Baf Baf - 3 months ago 23
Python Question

Do I understand os.walk right?

The loop for root, dir, file in

os.walk(startdir)
works through these steps?

for root in os.walk(startdir)
for dir in root
for files in dir



  1. get root of start dir : C:\dir1\dir2\startdir

  2. get folders in C:\dir1\dir2\startdir and return list of folders "dirlist"

  3. get files in first dirlist item and return list of files "filelist" as the first item of a list of filelists.

  4. move to second item in dirlist and return list of files in this folder "filelist2" as the second item of a list of filelists. etc.

  5. move to next root in foldertree and start from 2. etc.

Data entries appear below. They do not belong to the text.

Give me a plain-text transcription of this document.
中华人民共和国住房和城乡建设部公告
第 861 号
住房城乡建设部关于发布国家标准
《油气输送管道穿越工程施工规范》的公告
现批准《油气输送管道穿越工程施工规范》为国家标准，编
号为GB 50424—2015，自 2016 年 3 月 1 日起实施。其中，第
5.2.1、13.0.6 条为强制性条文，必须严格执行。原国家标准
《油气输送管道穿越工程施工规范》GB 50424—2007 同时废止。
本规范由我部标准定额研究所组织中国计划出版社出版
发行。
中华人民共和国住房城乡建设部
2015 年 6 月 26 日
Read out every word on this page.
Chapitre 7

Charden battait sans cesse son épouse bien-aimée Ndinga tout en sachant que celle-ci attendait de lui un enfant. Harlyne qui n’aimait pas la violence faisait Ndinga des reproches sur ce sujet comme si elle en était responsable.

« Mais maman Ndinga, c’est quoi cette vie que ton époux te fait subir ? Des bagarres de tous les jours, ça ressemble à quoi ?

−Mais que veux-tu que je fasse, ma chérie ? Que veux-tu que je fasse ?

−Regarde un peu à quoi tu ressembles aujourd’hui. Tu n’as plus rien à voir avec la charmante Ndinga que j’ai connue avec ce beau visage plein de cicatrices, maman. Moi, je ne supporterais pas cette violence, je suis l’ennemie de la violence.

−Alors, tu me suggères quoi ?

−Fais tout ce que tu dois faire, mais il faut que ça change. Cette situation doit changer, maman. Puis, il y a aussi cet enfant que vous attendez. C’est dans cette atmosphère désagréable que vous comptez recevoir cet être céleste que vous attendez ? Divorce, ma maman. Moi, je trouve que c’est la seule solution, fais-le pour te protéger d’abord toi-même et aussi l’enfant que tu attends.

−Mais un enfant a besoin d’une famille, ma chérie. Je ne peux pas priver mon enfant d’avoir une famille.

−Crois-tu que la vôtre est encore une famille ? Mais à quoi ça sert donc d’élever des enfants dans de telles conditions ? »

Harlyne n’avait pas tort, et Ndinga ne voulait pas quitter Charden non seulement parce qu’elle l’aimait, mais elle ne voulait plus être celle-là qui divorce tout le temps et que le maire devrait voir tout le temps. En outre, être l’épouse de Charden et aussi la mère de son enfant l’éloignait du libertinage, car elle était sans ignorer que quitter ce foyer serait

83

Right? Or does it just get all roots first, then all dirs second and all files third?

Answer

os.walk returns a generator, that creates a tuple of values (current_path, directories in current_path, files in current_path), every time the generator is applied it will follow each directory recursively and until no further sub-directories have being explored from the initial directory that walk was called upon.

as such

os.walk('C:\dir1\dir2\startdir').next()[0] # returns 'C:\dir1\dir2\startdir' os.walk('C:\dir1\dir2\startdir').next()[1] # returns all the dirs in 'C:\dir1\dir2\startdir' os.walk('C:\dir1\dir2\startdir').next()[2] # returns all the files in 'C:\dir1\dir2\startdir'

import os.path
....
for path, directories, files in os.walk('C:\dir1\dir2\startdir'):
     if file in files:
          print 'found %s' % os.path.join(path, file)

or this

def search_file(directory = None, file = None):
    assert os.path.isdir(directory)
    for cur_path, directories, files in os.walk(directory):
        if file in files:
            return os.path.join(directory, cur_path, file)
    return None

or if you want to look for file you can do this:

import os
def search_file(directory = None, file = None):
    assert os.path.isdir(directory)
    current_path, directories, files = os.walk(directory).next()
    if file in files:
        return os.path.join(directory, file)
    elif directories == '':
        return None
    else:
        for new_directory in directories:
            result = search_file(directory = os.path.join(directory, new_directory), file = file)
            if result:
                return result
        return None